Amazon Fraud Detector
A fully managed AWS AI service that uses ML to automatically identify potentially fraudulent activities — such as online payment fraud and fake account creation — without requiring ML expertise from the user. Categorized under the Business Metrics layer of the AWS AI/ML stack.
Amazon Elastic File System (Amazon EFS)
An AWS fully managed, scalable shared file storage service. In generative AI workloads, EFS stores training data and model artifacts with shared access across multiple compute instances simultaneously.
Amazon Elastic Kubernetes Service (Amazon EKS)

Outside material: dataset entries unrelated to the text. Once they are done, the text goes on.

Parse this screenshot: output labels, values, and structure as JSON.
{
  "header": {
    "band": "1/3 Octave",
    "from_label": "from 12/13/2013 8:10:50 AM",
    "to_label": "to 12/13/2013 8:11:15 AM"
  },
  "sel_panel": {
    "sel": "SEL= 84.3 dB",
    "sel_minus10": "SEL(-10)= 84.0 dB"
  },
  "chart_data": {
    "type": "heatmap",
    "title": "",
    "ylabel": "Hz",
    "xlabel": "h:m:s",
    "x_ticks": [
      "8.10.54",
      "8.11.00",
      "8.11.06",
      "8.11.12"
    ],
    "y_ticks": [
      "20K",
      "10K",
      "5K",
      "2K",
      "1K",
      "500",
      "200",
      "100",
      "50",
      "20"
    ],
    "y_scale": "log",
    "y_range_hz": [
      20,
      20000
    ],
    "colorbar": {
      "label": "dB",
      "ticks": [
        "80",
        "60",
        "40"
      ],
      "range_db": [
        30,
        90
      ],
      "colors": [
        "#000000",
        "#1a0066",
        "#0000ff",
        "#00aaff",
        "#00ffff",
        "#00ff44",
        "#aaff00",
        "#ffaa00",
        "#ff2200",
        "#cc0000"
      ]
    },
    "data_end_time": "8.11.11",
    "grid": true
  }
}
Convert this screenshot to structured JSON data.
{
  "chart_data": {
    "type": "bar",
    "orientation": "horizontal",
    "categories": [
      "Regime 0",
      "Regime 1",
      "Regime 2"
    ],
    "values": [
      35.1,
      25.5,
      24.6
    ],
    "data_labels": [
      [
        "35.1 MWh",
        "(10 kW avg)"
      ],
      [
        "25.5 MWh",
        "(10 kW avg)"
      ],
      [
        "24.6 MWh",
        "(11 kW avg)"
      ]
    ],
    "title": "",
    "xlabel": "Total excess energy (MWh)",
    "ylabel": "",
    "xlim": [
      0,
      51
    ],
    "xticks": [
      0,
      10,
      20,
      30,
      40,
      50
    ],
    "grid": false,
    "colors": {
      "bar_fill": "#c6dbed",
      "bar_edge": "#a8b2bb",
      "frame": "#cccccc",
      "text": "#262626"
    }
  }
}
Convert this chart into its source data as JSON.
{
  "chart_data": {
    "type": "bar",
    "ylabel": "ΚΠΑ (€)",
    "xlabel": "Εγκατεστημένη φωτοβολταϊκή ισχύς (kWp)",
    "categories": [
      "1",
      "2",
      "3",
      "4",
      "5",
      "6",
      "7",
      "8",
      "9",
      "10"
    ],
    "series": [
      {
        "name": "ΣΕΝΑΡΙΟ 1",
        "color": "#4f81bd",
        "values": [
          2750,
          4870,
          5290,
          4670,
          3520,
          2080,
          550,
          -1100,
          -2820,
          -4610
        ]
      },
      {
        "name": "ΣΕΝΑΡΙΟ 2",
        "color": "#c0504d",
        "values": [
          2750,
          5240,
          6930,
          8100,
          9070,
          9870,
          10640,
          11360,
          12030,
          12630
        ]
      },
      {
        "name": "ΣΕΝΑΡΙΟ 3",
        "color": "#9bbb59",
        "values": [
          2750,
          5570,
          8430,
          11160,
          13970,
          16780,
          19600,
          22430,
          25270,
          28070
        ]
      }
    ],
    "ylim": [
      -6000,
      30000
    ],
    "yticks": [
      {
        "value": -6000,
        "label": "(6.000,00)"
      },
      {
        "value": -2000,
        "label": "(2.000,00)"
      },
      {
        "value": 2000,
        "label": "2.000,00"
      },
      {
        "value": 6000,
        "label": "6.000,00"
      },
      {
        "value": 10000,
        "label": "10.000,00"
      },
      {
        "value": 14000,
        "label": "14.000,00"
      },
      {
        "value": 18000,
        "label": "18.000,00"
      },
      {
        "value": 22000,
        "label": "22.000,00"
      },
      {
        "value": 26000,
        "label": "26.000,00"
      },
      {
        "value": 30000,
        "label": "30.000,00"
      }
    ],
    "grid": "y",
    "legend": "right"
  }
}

An AWS managed Kubernetes container orchestration service used to deploy and scale containerized generative AI workloads. Provides infrastructure for hosting and auto-scaling generative AI model serving at enterprise scale.
AWS CloudFormation
An AWS infrastructure-as-code (IaC) service that allows users to define and provision AWS cloud infrastructure through machine-readable templates. Used to automate and standardize the provisioning of generative AI application infrastructure.
Token-Based Pricing
A pricing model used by AWS generative AI services (notably Amazon Bedrock and Amazon Q Developer) where users pay based on the volume of tokens — units of text or code — that are processed as inputs and/or generated as outputs by the service.
Spot Instances (Gen AI Cost Optimization)
A cost-optimization AWS EC2 feature that provides access to spare AWS compute capacity at significantly reduced prices. Applicable to generative AI training workloads to reduce infrastructure costs, though they can be interrupted when AWS reclaims the capacity.